There is no difficulty. Here we use redis transactions to ensure that incr and expire can be executed successfully at the same time.

class RedisTokenCache(Cache):  def __init__(self, host, port, db=0, password=None, max_connections=None):    Cache.__init__(self)    self.redis = redis.Redis(      connection_pool=        redis.ConnectionPool(          host=host, port=port, db=db,          password=password,          max_connections=max_connections        ))  def fetchToken(self, rate=100, count=1, expire=3, key=None):    date = datetime.now().strftime("%Y-%m-%d %H:%M:%S")    key = ":".join([self.namespace, key if key else self.key, date])    try:      current = self.redis.get(key)      if int(current if current else "0") > rate:        raise Exception("to many requests in current second: %s" % date)      else:        with self.redis.pipeline() as p:          p.multi()          p.incr(key, count)          p.expire(key, int(expire if expire else "3"))          p.execute()          return True    except Exception, ex:      return False

Code testing in multi-threaded scenarios

Limiter = ThreadingRateLimiter (rate = 10000) def job (): while 1: if not limiter. acquire (): print 'throttle' else: print 'normal' threads = [threading. thread (target = job) for I in range (10)] for thread in threads: thread. start ()

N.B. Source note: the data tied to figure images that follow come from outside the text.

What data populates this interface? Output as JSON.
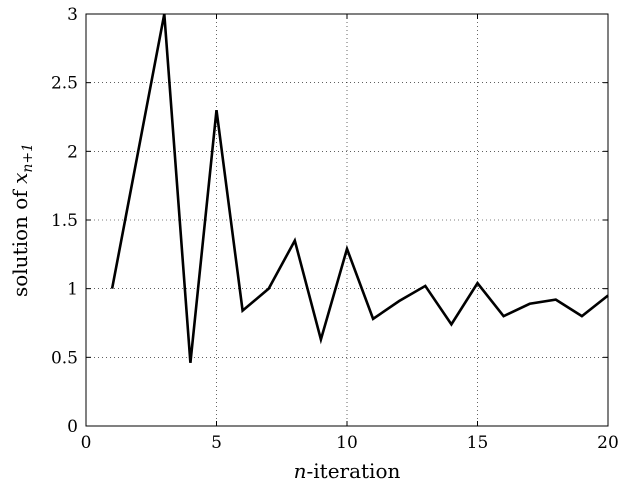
{
  "chart_data": {
    "type": "line",
    "title": "",
    "xlabel": {
      "italic": "n",
      "rest": "-iteration"
    },
    "ylabel": {
      "prefix": "solution of ",
      "var": "x",
      "sub": "n+1"
    },
    "xlim": [
      0,
      20
    ],
    "ylim": [
      0,
      3
    ],
    "xticks": [
      0,
      5,
      10,
      15,
      20
    ],
    "yticks": [
      0,
      0.5,
      1,
      1.5,
      2,
      2.5,
      3
    ],
    "xtick_labels": [
      "0",
      "5",
      "10",
      "15",
      "20"
    ],
    "ytick_labels": [
      "0",
      "0.5",
      "1",
      "1.5",
      "2",
      "2.5",
      "3"
    ],
    "grid": true,
    "series": [
      {
        "x": [
          1,
          2,
          3,
          4,
          5,
          6,
          7,
          8,
          9,
          10,
          11,
          12,
          13,
          14,
          15,
          16,
          17,
          18,
          19,
          20
        ],
        "values": [
          1.0,
          2.0,
          3.0,
          0.46,
          2.3,
          0.84,
          1.0,
          1.35,
          0.63,
          1.29,
          0.78,
          0.91,
          1.02,
          0.74,
          1.04,
          0.8,
          0.89,
          0.92,
          0.8,
          0.95
        ],
        "color": "#000000"
      }
    ]
  }
}
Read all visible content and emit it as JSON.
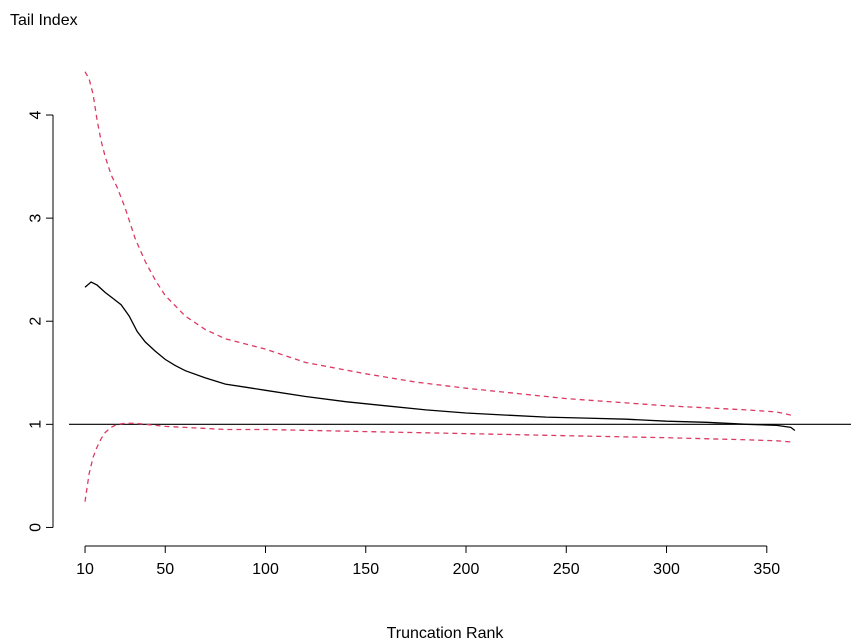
{
  "chart_data": {
    "type": "line",
    "title": "",
    "ylabel": "Tail Index",
    "xlabel": "Truncation Rank",
    "xlim": [
      2,
      392
    ],
    "ylim": [
      -0.18,
      4.65
    ],
    "x_ticks": [
      10,
      50,
      100,
      150,
      200,
      250,
      300,
      350
    ],
    "x_tick_labels": [
      "10",
      "50",
      "100",
      "150",
      "200",
      "250",
      "300",
      "350"
    ],
    "y_ticks": [
      0,
      1,
      2,
      3,
      4
    ],
    "y_tick_labels": [
      "0",
      "1",
      "2",
      "3",
      "4"
    ],
    "grid": false,
    "reference_line": {
      "y": 1,
      "color": "#000000"
    },
    "series": [
      {
        "role": "estimate",
        "color": "#000000",
        "style": "solid",
        "x": [
          10,
          13,
          16,
          20,
          24,
          28,
          32,
          36,
          40,
          45,
          50,
          55,
          60,
          70,
          80,
          90,
          100,
          120,
          140,
          160,
          180,
          200,
          220,
          240,
          260,
          280,
          300,
          320,
          340,
          355,
          362,
          364
        ],
        "y": [
          2.33,
          2.38,
          2.35,
          2.28,
          2.22,
          2.16,
          2.05,
          1.9,
          1.8,
          1.71,
          1.63,
          1.57,
          1.52,
          1.45,
          1.39,
          1.36,
          1.33,
          1.27,
          1.22,
          1.18,
          1.14,
          1.11,
          1.09,
          1.07,
          1.06,
          1.05,
          1.03,
          1.02,
          1.0,
          0.99,
          0.97,
          0.94
        ]
      },
      {
        "role": "upper-bound",
        "color": "#dc3a63",
        "style": "dashed",
        "x": [
          10,
          12,
          14,
          16,
          18,
          20,
          23,
          26,
          30,
          35,
          40,
          45,
          50,
          60,
          70,
          80,
          100,
          120,
          150,
          175,
          200,
          250,
          300,
          340,
          355,
          362
        ],
        "y": [
          4.42,
          4.35,
          4.2,
          3.95,
          3.75,
          3.6,
          3.42,
          3.3,
          3.1,
          2.8,
          2.58,
          2.4,
          2.25,
          2.05,
          1.92,
          1.83,
          1.73,
          1.6,
          1.49,
          1.41,
          1.35,
          1.25,
          1.18,
          1.14,
          1.12,
          1.09
        ]
      },
      {
        "role": "lower-bound",
        "color": "#dc3a63",
        "style": "dashed",
        "x": [
          10,
          12,
          14,
          16,
          18,
          20,
          23,
          26,
          30,
          35,
          40,
          50,
          60,
          80,
          100,
          150,
          200,
          250,
          300,
          340,
          355,
          362
        ],
        "y": [
          0.25,
          0.52,
          0.68,
          0.78,
          0.86,
          0.92,
          0.97,
          1.0,
          1.01,
          1.01,
          1.0,
          0.98,
          0.97,
          0.95,
          0.95,
          0.93,
          0.91,
          0.89,
          0.87,
          0.85,
          0.84,
          0.83
        ]
      }
    ]
  }
}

Test code in Distributed scenarios

Token_cache = redisponencache (host = '10. 93.84.53 ', port = 6379, password = 'bigdata123') limiter = DistributeRateLimiter (rate = 10000, cache = token_cache) r = redis. redis (connection_pool = redis. connectionPool (host = '10. 93.84.53 ', port = 6379, password = 'bigdata123') def job (): while 1: if not limiter. acquire (): print 'throttle' else: print 'normal' threads = [multiprocessing. process (target = job) for I in range (10)] for thread in threads: thread. start ()

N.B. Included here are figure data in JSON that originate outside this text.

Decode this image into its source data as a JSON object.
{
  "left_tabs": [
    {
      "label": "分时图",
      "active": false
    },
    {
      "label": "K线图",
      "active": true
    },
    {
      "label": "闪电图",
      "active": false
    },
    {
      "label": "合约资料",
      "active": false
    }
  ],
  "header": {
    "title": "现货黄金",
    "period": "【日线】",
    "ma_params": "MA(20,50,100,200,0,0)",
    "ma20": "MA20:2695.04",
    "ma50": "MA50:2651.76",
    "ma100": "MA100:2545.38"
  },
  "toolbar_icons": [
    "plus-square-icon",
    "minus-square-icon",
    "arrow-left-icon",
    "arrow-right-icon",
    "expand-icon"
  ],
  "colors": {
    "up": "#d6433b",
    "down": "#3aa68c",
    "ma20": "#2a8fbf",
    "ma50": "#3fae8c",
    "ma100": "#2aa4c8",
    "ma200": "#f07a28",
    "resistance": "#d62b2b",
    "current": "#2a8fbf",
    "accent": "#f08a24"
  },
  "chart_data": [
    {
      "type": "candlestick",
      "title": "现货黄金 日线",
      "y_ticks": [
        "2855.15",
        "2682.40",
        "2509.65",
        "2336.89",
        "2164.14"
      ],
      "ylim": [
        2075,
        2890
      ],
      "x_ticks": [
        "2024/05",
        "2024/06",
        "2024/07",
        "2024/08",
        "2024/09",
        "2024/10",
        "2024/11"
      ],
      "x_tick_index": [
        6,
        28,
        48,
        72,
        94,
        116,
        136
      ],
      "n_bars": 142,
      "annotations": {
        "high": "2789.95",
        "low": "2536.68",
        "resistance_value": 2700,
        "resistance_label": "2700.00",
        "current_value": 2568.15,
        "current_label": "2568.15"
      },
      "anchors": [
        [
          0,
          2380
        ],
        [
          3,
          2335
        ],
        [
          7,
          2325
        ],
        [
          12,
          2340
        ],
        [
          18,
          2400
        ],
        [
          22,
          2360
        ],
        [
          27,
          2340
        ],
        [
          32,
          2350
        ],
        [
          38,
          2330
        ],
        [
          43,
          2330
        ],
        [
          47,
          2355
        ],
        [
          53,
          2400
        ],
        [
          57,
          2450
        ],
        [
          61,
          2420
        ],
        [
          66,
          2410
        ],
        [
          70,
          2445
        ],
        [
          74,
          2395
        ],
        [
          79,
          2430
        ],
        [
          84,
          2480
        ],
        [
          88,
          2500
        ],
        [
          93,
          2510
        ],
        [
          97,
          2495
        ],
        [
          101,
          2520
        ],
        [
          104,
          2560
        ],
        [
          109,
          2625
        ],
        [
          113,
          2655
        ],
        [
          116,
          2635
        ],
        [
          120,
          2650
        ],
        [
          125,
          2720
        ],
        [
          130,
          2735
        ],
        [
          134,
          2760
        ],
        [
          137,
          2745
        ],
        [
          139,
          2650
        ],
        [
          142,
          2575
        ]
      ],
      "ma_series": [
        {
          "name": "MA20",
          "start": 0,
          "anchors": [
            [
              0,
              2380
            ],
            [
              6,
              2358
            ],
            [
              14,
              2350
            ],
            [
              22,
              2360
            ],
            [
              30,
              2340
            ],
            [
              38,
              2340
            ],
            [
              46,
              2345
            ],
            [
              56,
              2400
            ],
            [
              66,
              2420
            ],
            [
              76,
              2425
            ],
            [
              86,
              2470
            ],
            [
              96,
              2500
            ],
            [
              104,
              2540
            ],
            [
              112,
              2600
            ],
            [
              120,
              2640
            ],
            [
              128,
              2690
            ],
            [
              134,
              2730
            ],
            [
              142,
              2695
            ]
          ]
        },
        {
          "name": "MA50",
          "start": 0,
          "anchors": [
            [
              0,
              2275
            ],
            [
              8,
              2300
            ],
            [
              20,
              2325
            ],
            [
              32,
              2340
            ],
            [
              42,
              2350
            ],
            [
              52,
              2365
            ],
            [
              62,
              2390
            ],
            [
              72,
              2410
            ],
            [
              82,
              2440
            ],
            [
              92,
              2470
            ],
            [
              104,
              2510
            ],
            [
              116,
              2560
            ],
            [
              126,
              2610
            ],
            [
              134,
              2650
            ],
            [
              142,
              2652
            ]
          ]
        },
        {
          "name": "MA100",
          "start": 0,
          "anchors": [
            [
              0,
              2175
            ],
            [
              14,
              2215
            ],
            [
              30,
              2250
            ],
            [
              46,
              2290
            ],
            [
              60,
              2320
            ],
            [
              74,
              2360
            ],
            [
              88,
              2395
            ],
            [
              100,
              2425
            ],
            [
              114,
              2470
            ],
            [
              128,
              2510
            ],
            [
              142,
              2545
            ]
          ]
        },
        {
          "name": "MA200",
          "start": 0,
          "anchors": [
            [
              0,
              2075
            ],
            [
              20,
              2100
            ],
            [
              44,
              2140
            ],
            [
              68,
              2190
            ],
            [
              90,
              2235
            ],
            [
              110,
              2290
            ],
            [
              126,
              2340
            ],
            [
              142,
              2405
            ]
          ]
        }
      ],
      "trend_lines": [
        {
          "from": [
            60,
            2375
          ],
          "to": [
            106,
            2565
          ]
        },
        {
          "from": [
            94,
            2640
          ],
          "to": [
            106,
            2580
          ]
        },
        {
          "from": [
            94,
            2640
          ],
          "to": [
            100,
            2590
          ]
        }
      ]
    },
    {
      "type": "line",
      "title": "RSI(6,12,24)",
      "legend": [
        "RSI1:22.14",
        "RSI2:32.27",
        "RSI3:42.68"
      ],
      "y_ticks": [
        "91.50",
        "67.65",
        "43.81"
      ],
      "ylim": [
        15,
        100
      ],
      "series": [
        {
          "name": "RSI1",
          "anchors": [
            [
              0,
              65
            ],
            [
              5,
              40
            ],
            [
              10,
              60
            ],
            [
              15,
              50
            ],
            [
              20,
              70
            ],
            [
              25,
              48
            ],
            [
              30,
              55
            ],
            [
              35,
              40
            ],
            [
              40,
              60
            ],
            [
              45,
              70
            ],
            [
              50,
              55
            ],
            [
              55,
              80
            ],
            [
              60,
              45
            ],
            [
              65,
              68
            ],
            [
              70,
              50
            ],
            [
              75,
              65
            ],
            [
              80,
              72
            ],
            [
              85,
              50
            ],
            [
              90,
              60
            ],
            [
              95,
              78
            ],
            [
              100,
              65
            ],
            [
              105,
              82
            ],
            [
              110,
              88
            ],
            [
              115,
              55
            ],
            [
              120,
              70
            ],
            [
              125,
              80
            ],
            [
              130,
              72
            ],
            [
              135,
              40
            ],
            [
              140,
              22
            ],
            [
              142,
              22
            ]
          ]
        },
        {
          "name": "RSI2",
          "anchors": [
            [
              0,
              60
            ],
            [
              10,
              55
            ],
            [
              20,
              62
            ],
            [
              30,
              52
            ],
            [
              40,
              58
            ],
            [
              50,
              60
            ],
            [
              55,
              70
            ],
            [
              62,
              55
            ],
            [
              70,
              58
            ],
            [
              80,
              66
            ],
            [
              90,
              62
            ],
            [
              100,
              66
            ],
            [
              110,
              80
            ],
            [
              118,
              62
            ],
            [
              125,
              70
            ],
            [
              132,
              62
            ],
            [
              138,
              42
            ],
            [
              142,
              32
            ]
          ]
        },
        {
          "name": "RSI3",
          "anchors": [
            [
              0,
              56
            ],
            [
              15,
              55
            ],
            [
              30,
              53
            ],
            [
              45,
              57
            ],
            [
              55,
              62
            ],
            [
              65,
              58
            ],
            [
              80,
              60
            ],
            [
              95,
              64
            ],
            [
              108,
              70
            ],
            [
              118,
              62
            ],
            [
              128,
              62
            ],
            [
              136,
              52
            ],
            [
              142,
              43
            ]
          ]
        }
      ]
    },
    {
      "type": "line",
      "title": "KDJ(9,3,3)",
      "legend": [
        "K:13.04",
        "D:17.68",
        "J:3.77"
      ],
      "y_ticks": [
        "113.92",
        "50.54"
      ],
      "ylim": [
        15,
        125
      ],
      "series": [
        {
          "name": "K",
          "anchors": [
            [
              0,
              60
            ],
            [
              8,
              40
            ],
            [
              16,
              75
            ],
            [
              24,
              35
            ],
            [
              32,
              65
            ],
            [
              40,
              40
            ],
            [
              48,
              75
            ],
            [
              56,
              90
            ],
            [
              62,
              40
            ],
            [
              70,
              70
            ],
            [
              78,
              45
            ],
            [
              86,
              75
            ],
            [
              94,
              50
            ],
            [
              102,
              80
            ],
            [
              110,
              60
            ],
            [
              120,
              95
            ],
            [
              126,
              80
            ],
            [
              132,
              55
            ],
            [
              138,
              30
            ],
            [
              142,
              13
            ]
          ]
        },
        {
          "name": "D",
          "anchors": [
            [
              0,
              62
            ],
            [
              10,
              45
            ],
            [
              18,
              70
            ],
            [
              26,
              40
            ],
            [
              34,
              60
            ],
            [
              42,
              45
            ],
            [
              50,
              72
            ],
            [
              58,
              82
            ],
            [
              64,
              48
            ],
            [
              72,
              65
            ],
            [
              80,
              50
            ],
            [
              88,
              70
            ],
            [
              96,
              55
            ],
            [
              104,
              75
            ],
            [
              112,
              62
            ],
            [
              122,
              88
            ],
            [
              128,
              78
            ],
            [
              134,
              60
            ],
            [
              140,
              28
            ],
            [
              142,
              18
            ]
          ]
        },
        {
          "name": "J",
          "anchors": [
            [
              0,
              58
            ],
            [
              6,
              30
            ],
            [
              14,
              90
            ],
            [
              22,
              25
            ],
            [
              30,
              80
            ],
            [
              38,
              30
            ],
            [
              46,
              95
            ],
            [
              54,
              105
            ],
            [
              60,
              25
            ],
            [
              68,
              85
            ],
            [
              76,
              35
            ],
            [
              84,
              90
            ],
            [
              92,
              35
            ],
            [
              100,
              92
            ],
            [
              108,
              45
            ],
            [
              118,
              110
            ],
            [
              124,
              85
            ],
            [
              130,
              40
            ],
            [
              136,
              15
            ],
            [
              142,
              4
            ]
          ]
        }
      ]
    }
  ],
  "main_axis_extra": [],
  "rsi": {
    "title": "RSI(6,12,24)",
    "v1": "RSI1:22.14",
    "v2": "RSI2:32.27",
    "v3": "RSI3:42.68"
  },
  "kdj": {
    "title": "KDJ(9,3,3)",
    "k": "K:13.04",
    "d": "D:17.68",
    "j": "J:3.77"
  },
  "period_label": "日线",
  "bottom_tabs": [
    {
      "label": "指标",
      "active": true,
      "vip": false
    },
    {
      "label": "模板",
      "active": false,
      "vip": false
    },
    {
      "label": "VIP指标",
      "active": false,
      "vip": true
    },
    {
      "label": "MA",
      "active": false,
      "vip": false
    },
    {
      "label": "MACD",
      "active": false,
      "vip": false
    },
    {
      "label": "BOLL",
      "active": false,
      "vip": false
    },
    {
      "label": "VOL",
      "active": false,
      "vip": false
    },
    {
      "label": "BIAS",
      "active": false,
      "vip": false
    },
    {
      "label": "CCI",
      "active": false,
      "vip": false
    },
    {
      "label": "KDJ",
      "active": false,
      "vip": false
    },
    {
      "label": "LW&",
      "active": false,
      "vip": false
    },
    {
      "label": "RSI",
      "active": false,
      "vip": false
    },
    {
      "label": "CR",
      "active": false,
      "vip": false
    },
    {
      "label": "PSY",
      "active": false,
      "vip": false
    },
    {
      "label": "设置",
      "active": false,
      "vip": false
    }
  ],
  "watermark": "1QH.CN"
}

You can run it on your own.

Note:

The speed limit here is second-level, for example, limit 400 requests per second. It is possible that the first 100 ms of the second will be displayed, and 400 requests will be sent, and the last ms will all be restricted. That is, the traffic cannot be smoothly throttled.

However, if your backend logic has a buffer such as a queue or a thread pool, this smoothing will not actually affect you much.

The above is all the content of this article. I hope it will be helpful for your learning and support for helping customers.